Pretty great final two minutes of Game of Thrones season 5, huh? How about that part where a character you were absolutely sure was crucial to the ultimate resolution of the show—the small matter of a battle between “fire” and “ice”—just got mercilessly snuffed out before your eyes and then the credits rolled?
With Jon’s final betrayal by his Night’s Watch brothers, his TV plotline has finally caught up to his story in the books, where George R.R. Martin stuck us with an excruciating cliffhanger in A Dance With Dragons.
Deaths in the HBO series are usually not wasted. Either a character’s plot has finally run out and it’s time for them to exit (see, e.g. The Hound, Ser Barristan Selmy, and even Stannis Baratheon) or the death is played up to great emotional effect (see Ned Stark, The Red Wedding victims, Joffrey Baratheon, and the Red Viper).
Jon Snow still has plenty of plot left.
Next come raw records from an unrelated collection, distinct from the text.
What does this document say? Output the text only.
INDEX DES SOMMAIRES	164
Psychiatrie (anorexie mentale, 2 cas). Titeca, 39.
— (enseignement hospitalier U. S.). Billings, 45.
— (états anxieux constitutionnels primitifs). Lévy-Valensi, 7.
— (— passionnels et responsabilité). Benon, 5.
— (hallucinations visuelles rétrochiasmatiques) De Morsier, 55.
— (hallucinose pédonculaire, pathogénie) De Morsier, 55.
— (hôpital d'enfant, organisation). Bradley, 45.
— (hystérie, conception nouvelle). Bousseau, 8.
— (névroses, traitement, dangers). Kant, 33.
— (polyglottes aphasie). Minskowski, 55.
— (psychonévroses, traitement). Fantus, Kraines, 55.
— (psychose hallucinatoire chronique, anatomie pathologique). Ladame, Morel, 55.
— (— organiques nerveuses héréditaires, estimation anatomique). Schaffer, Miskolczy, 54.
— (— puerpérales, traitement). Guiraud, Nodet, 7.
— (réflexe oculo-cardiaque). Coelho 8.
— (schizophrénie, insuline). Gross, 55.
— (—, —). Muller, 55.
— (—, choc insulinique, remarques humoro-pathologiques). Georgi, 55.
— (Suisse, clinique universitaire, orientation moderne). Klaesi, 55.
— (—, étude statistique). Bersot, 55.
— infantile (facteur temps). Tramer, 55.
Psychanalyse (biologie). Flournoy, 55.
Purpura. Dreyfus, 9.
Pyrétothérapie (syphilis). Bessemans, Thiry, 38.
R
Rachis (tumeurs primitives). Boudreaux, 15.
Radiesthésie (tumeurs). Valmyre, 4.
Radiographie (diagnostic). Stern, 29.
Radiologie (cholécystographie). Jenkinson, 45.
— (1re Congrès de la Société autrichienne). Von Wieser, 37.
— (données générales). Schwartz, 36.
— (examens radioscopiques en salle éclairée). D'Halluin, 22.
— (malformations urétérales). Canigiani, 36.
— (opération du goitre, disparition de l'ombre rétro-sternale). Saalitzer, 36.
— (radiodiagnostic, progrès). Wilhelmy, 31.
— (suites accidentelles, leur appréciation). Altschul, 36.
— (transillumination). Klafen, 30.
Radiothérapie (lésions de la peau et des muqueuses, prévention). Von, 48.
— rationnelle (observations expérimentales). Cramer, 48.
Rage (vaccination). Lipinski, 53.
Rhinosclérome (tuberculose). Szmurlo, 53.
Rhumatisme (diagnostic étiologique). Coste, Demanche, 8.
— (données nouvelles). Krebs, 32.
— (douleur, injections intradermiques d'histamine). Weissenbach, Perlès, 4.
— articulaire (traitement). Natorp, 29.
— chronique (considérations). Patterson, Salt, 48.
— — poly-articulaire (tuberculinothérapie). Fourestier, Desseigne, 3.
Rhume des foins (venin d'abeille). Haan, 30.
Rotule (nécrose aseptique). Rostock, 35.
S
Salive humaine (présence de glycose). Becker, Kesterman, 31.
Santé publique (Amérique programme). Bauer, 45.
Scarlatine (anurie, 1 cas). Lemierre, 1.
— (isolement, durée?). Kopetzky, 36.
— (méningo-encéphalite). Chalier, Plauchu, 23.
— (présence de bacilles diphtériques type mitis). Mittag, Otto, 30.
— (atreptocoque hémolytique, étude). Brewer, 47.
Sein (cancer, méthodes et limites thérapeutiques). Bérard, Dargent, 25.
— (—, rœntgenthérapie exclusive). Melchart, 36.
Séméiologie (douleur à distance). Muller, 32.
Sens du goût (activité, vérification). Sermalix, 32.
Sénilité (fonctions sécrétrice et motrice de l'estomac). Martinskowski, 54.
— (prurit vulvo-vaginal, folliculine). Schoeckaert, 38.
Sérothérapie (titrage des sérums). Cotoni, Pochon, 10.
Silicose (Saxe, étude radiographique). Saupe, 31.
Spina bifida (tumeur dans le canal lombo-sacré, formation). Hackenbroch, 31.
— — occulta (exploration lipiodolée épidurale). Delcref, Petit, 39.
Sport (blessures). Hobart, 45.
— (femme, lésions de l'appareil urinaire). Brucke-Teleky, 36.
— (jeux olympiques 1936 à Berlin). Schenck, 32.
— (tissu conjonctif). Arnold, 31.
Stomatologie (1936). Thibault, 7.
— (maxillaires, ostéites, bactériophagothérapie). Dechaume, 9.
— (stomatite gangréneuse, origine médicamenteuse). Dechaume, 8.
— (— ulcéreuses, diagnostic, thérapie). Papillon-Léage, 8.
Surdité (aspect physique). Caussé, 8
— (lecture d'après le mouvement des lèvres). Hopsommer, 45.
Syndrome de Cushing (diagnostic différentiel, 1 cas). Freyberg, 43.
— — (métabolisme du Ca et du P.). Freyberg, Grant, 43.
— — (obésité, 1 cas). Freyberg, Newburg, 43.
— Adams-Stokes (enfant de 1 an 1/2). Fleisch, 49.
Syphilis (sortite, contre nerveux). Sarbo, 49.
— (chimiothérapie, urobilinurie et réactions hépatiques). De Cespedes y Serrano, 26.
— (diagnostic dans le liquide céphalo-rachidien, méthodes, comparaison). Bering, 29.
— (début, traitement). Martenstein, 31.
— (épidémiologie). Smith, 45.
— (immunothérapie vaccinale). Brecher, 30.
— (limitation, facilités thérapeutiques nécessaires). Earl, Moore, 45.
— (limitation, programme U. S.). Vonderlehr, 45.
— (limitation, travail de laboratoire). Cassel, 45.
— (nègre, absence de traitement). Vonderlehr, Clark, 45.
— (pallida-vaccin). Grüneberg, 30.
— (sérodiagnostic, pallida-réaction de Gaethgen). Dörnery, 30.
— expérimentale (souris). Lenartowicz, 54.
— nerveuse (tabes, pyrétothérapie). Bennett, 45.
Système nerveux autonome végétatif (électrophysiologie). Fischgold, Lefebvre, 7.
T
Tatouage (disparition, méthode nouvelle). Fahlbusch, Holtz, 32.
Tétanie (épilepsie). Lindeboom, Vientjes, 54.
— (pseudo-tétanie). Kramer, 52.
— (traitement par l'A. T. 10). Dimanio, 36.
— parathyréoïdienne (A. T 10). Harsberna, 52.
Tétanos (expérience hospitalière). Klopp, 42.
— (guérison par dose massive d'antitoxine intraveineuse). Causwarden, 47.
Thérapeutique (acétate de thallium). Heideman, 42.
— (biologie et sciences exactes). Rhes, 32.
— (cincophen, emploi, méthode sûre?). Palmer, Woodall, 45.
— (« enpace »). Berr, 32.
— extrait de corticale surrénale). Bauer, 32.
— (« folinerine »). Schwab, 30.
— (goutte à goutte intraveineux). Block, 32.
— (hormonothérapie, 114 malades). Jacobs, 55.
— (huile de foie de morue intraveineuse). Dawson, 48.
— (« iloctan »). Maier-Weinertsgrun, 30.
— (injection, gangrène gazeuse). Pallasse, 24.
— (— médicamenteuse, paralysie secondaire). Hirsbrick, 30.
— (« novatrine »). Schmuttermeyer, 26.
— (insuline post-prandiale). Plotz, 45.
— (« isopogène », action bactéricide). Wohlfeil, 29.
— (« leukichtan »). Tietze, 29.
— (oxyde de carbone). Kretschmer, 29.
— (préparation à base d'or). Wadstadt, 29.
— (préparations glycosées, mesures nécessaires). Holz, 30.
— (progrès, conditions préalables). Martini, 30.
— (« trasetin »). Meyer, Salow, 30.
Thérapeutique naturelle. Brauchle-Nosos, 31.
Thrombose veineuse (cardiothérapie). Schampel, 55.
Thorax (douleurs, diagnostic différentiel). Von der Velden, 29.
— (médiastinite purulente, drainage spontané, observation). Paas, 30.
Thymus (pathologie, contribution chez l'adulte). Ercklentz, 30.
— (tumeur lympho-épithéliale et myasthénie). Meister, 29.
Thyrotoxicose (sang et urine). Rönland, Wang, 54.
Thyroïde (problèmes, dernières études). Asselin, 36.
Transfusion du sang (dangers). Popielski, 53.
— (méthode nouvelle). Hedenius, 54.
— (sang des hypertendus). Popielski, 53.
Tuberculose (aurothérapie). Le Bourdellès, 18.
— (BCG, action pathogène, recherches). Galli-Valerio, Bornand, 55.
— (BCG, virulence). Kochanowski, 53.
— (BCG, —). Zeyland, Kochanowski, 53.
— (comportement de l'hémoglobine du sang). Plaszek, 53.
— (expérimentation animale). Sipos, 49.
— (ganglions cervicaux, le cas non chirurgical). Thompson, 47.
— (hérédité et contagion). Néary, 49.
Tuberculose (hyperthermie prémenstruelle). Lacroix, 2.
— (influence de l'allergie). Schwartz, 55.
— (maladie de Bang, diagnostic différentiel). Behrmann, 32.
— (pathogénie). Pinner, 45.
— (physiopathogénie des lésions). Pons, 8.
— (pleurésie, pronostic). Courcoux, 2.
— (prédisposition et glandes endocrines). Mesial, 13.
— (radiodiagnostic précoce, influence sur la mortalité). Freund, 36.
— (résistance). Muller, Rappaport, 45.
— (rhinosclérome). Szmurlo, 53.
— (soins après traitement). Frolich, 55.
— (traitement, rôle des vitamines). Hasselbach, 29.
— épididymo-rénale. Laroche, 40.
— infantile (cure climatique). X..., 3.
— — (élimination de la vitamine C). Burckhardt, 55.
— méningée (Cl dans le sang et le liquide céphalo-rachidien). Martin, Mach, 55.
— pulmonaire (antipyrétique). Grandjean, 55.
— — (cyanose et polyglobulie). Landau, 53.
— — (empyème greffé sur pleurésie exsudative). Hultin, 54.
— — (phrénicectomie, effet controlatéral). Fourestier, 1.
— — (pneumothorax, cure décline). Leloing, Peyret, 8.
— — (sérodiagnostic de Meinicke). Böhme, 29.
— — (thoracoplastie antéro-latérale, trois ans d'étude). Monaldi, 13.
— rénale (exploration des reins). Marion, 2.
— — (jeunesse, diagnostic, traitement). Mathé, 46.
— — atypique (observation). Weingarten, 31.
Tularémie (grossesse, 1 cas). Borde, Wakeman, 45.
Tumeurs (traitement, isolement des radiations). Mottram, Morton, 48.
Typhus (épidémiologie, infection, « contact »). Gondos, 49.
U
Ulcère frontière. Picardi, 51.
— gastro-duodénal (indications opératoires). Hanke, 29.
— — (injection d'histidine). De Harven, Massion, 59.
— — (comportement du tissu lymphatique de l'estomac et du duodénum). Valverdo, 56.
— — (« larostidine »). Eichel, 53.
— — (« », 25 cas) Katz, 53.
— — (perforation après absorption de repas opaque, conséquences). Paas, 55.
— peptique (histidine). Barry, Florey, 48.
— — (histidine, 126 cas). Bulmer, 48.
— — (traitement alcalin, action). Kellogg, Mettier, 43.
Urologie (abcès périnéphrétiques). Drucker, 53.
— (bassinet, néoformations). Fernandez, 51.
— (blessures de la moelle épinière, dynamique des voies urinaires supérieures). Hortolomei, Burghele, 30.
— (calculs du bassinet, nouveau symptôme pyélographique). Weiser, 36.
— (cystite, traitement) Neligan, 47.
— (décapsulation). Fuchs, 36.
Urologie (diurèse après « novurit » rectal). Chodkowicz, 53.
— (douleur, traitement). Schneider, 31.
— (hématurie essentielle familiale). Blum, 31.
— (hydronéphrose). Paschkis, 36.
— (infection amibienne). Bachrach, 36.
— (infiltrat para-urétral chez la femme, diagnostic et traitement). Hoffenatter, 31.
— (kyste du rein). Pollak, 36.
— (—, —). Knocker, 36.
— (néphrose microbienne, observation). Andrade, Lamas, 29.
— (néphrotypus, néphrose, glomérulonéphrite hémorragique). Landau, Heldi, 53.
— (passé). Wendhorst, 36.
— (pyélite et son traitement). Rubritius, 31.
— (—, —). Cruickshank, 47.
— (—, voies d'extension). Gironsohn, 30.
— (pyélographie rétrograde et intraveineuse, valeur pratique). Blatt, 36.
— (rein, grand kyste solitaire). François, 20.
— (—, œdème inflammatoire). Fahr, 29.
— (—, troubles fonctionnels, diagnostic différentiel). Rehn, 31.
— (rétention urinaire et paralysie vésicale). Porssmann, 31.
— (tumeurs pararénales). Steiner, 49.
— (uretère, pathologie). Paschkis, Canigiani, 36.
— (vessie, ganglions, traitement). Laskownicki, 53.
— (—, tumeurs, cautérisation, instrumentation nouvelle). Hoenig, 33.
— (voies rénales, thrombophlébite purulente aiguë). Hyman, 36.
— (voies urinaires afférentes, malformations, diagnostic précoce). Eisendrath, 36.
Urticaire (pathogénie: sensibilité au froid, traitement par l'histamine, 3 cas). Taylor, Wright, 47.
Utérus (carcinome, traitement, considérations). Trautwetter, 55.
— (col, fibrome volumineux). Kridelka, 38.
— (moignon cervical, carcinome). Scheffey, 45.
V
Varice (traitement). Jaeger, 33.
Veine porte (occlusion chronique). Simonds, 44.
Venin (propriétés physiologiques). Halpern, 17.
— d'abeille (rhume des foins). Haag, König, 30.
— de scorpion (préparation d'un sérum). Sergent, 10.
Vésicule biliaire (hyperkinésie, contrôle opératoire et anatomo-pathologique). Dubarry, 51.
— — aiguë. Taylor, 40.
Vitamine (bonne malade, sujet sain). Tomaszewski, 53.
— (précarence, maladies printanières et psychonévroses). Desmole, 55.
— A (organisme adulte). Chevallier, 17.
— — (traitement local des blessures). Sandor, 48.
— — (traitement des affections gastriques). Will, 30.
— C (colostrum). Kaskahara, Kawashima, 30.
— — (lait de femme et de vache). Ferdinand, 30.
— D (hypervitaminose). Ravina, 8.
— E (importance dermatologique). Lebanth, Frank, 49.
He still hasn’t discovered his true parentage, which many fans believe will provide one of the climactic moments of A Song of Ice and Fire. If the R+L=J theory—that Jon is the son of Rhaegar Targaryen and Ned Stark’s sister Lyanna—is correct, he’s got dragon blood coursing through his veins.
In the novels, Daenerys Targaryen’s trippy visit to the House of the Undying in Qarth presents her with a handful of prophecies, the most tantalizing of which is that “the Dragon has three heads.” Is one of those heads Jon Targaryen-Stark? Probably! And that’s why Martin, Benioff and Weiss can’t kill him off so easily.
But what about the pooling blood, the multiple stab wounds, and the fact that he had just sent away his only true ally in the Night’s Watch, his BFF Samwell Tarly? I mean, he was dead, right? We saw him die?
Maybe! But, as we saw in Season 3 of Game of Thrones, death is not forever in the mythology of this show. Especially not when there’s a Red Priest of Asshai in the picture.
Remember that The Hound very convincingly slew Beric Dondarrion, the flaming-sword-wielding leader of The Brotherhood Without Banners, but he wheezed back to life after a prayer to the Lord of Light.
Remember also that just prior to Jon’s death, we saw Melisandre, the Red Woman, sneaking back into camp at Castle Black after having failed Stannis Baratheon in nearly every way possible. Now that she’s seemingly learned Stannis wasn’t really the savior of the realm, the hero Azor Ahai reborn, what is she going to do?
So, a theory: Melisandre resurrects Jon, the only one with the ability to rally the wildlings, reclaim Winterfell from Roose Bolton, and prepare the North for the coming war against the white walkers.
If you’re not swayed by the narrative logic alone, though, consider this: prophecies hint that Azor Ahai might not be one person—not Stannis, not even Daenerys. It might be the “three-headed dragon.” This story is not done with Jon Snow’s head just yet.
(If you still don’t like this theory, remember that Jon’s direwolf, Ghost, is nearby, and Jon has previously demonstrated some version of his brother Bran’s “warg” powers—the ability to inhabit other creatures’ bodies and see through their eyes. Perhaps his body is dead, but his spirit lives on.)
“We would hope that after seeing the scene and the way it’s shot that the answer to that will be unambiguous in the minds of the people watching it,” writer/producer Dan Weiss told Entertainment Weekly. “It should be pretty clear what happens in by the time you’re done seeing that scene. It’s not an, ‘Oh what just happened?’ scene.’”
“Dead is dead.”
But George R.R. Martin gave the the same publication a very different story a few months ago. “If there’s one thing we know in A Song of Ice and Fire is that death is not necessarily permanent,” he said.
We’ll have to wait until Game of Thrones returns or GRRM finishes The Winds of Winter, whichever comes first, to see who’s bluffing.